La muerte del agente migratorio Snayder Almánzar Mena, de 20 años, volvió a colocar el foco sobre el costo humano de los operativos oficiales, luego de que la patrulla mixta en la que se desplazaba fuera impactada en la intersección de las avenidas Jiménez Moya e Independencia. La Dirección General de Migración informó que el grupo, integrado por agentes de la DGM y miembros de las Fuerzas Armadas, iniciaba en la madrugada del domingo 31 de mayo labores de interdicción migratoria en el Distrito Nacional cuando ocurrió el choque.

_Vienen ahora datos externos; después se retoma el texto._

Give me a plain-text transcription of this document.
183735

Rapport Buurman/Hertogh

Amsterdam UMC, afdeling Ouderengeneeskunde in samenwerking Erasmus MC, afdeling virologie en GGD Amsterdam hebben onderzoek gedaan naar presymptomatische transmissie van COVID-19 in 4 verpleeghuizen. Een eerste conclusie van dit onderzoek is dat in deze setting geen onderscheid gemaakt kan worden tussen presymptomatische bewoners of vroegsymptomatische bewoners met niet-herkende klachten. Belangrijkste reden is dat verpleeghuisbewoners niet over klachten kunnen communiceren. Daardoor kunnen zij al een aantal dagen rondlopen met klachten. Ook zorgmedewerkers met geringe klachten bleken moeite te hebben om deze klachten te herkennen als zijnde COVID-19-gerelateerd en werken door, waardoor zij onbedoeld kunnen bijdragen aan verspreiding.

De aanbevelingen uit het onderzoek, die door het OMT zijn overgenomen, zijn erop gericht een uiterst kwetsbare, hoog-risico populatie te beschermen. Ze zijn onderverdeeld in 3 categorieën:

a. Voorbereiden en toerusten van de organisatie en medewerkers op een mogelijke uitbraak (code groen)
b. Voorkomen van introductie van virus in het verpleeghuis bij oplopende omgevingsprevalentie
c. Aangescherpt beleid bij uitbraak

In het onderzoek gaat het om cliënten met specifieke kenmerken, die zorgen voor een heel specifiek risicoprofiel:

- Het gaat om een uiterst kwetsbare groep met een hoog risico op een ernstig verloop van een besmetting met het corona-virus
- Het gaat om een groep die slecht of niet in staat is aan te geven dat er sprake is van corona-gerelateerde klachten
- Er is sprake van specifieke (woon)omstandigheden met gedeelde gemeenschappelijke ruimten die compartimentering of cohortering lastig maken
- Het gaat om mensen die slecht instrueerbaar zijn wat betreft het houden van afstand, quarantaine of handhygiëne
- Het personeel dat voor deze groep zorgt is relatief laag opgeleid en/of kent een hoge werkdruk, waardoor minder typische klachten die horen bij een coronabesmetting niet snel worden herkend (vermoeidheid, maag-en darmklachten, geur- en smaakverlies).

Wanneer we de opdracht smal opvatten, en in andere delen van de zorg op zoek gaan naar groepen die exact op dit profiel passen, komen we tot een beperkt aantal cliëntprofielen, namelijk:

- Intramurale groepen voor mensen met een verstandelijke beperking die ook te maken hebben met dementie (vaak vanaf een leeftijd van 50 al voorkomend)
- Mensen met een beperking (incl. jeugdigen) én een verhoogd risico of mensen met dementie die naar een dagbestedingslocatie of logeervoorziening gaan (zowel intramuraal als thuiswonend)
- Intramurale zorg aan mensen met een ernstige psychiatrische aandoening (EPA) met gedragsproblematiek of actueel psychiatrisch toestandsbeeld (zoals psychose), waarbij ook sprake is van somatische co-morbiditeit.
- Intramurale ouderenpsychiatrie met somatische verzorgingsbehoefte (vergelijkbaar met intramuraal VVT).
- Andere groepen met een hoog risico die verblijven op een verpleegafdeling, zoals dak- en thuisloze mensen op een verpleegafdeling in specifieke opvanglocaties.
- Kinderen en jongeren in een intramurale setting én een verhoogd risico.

Según la versión oficial, un Porsche blanco con tres personas a bordo descendía a alta velocidad por la avenida Jiménez Moya en dirección Norte-Sur y cruzó en rojo el semáforo de la avenida Independencia, impactando la camioneta doble cabina blanca de la DGM. En la patrulla viajaban 6 agentes de Migración y 5 miembros del Ejército de República Dominicana; como resultado, además del fallecimiento de Almánzar Mena, 2 agentes y 4 militares resultaron heridos.
La DGM indicó que el agente sufrió trauma craneoencefálico y murió por shock hiposiolémico, pese a ser trasladado por el Sistema Nacional de Atención a Emergencias y Seguridad 911 al Hospital Central de las Fuerzas Armadas, donde fue sometido a una cirugía de cráneo. El conductor del vehículo que chocó a la patrulla fue sometido a prueba de alcoholismo y dio positivo, por lo que permanece detenido a la espera del proceso judicial. El hecho, ocurrido mientras se desarrollaba un servicio oficial, deja abierta una alerta sobre las consecuencias de este tipo de episodios para el personal desplegado en la calle.